FACTORS OF 16 WITH EXAMPLES AND FAQ
FACTORS OF 16
Any number is a factor of a number if it divides the number without leaving any remainder behind. For example, 2 is a factor of 4, 5 is a factor of 20, etc.16 is a composite number and hence it has factors that are other than 1 and itself. If any number divides 16 completely, i.e, without leaving any remainder, then that number is a factor of 16.
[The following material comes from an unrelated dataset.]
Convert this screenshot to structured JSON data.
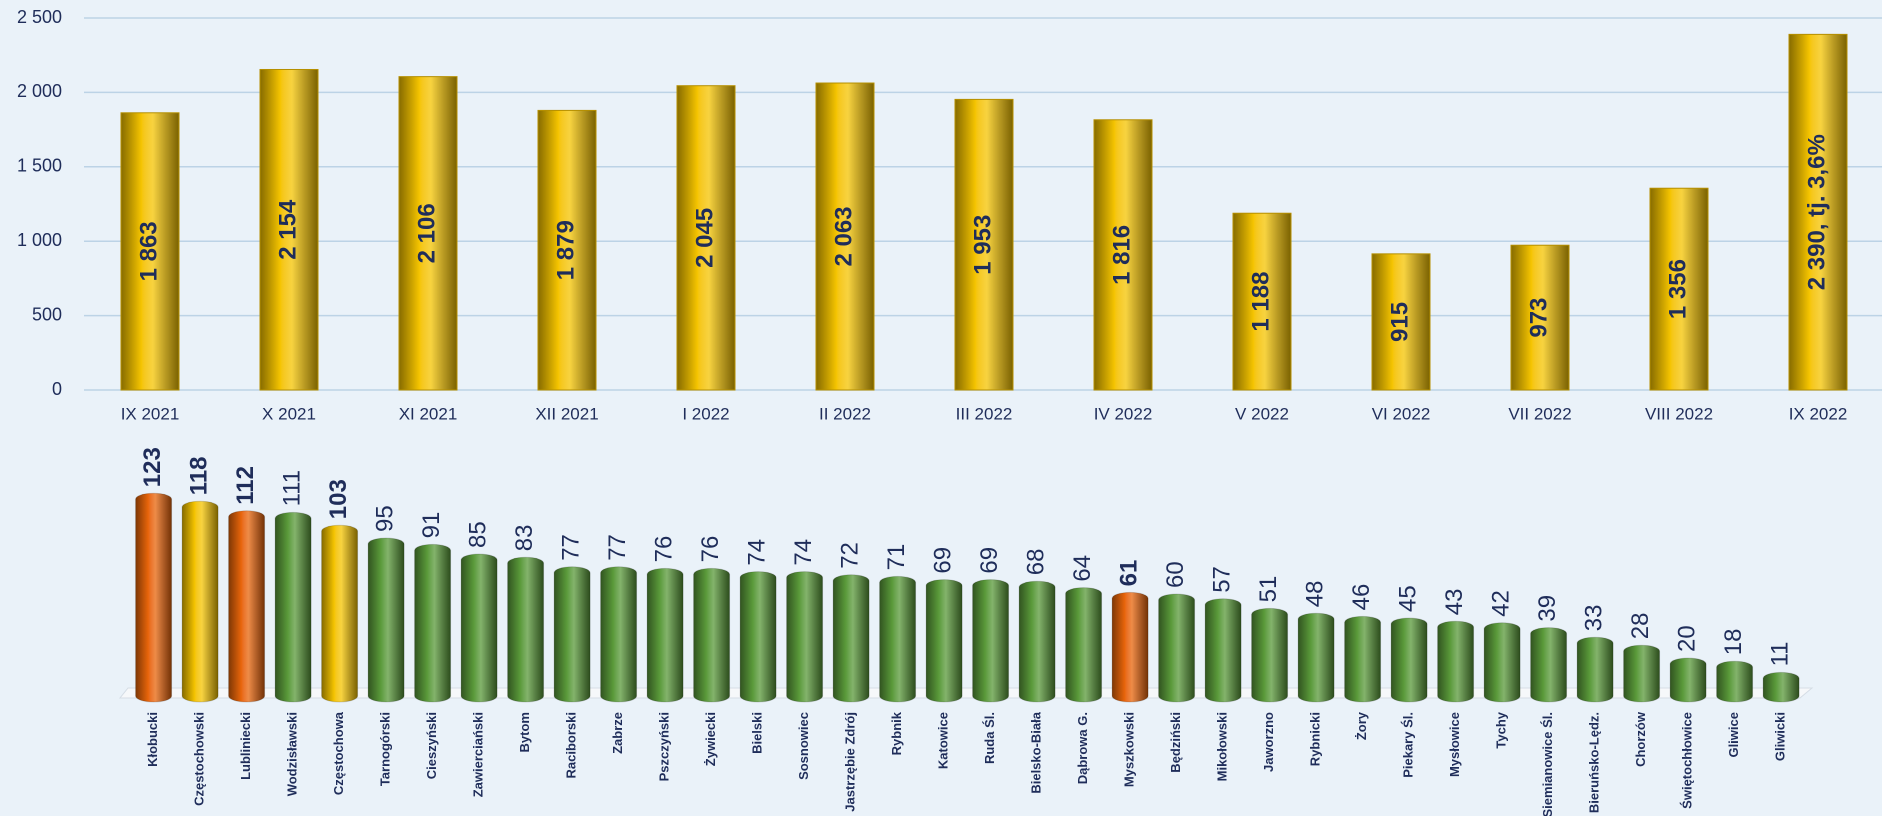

1, 2, 4, 8 and 16 are 16’s factors. Here, 1 is the smallest factor and 16 itself is its biggest factor.
How to determine factors of 16?
Let’s find the factors by simply dividing 16 by all the numbers starting from 1 to 16 and see which number divides 16 without leaving a remainder. We see that when 16 is divided by 1, 2, 4, 8, and 16 the remainder is 0. Hence 1, 2, 4, 8, and 16 are the factors of 16.
Prime Factorization of 16
We divide 16 by prime numbers in this method. In this method, we will continue division with the quotient if it’s a composite number till the last quotient is 1. The prime factors can be obtained by (a) Division Method or (b) Factor Tree Method.
(a) Prime Factorization by Division Method
We divide the number 16 by the smallest prime number which doesn’t leave a remainder. The quotient obtained is divided repeatedly by the smallest prime number until the last quotient obtained is 1.
Divide 16 by the prime number 2
16 ÷ 2 = 8, and continue similarly
8 ÷ 2 = 4
4 ÷ 2 = 2
2 ÷ 2 = 1
Hence the prime factorization of 16 is 2 × 2 × 2 × 2.
(b) Prime Factorization by the Factor Tree Method
We need to find the prime factorization of 16, hence, the root of the factor tree is 16. We can write the pair of factors as the branch of 16. The factor tree ends at a prime factor.
Factor tree of 16
The factor tree ends at 2 since it is a prime number.
∴ Prime factorization of 16 is 2 × 2 × 2 × 2.
Factors of 16 in Pairs
A factor pair includes the set of two numbers whose product will give the number as the product. Factor pairs of 16 are:
1 × 16 = 16, Hence the factor pair is (1, 16).
2 × 8 = 16, Hence the factor pair is (2,8).
4 × 4 = 16, Hence the factor pair is (4, 4).
The product of two negative numbers is positive. 16’s negative factor pairs are:
(-1) × (-16) = 16, Hence the factor pair is (-1, -16).
(-2) × (-8) = 16, Hence the factor pair is (-2,-8).
(-4) × (-4) = 16, Hence the factor pair is (-4, -4).
Examples
Example 1: Do 18 and 16 have any factors in common?
Solution: There are six factors of 18 which are:
18 ÷ 1 = 18
18 ÷ 2 = 9
18 ÷ 3 = 6
18 ÷ 6 = 3
18 ÷ 9 = 2
18 ÷ 18 = 1
Hence the factors of 18 are 1, 2, 3, 6, 9, and 18 and that of 16 are 1, 2, 4, 8, and 16. Therefore, 18 and 16 have 1 and 2 as common factors.
Example 2: Find the sum of all the factors of 16.
Solution:
1, 2, 4, 8 and 16 are 16’s factors.
∴ The sum of all the factors is = 1 + 2 + 4 + 8 + 16 = 31
Frequently Asked Questions
1. What are the Factors of 16?
Ans: 1, 2, 4, 8, 16 are the positive factors and its negative factors are -1, -2, -4, -8, -16.
2. What are the Prime Factors of 16?
Ans: The prime factor of 16 is 2.
3. What is the Greatest Common Factor of 8 and 16?
Ans: The factors of 8 are 1, 2, 4, and 8 and that of 16 are 1, 2, 4, 8 and 16. 8 and 16 have four common factors. We even know that 8 itself is 16’s factor. Hence, the Greatest Common Factor (GCF) of 8 and 16 is 8.
4. How Many Factors do 11 and 16 have in common?
Ans: 11 is a prime number and hence, 11 and 16 have only one common factor which is 1. Therefore, 11 and 16 are co-prime.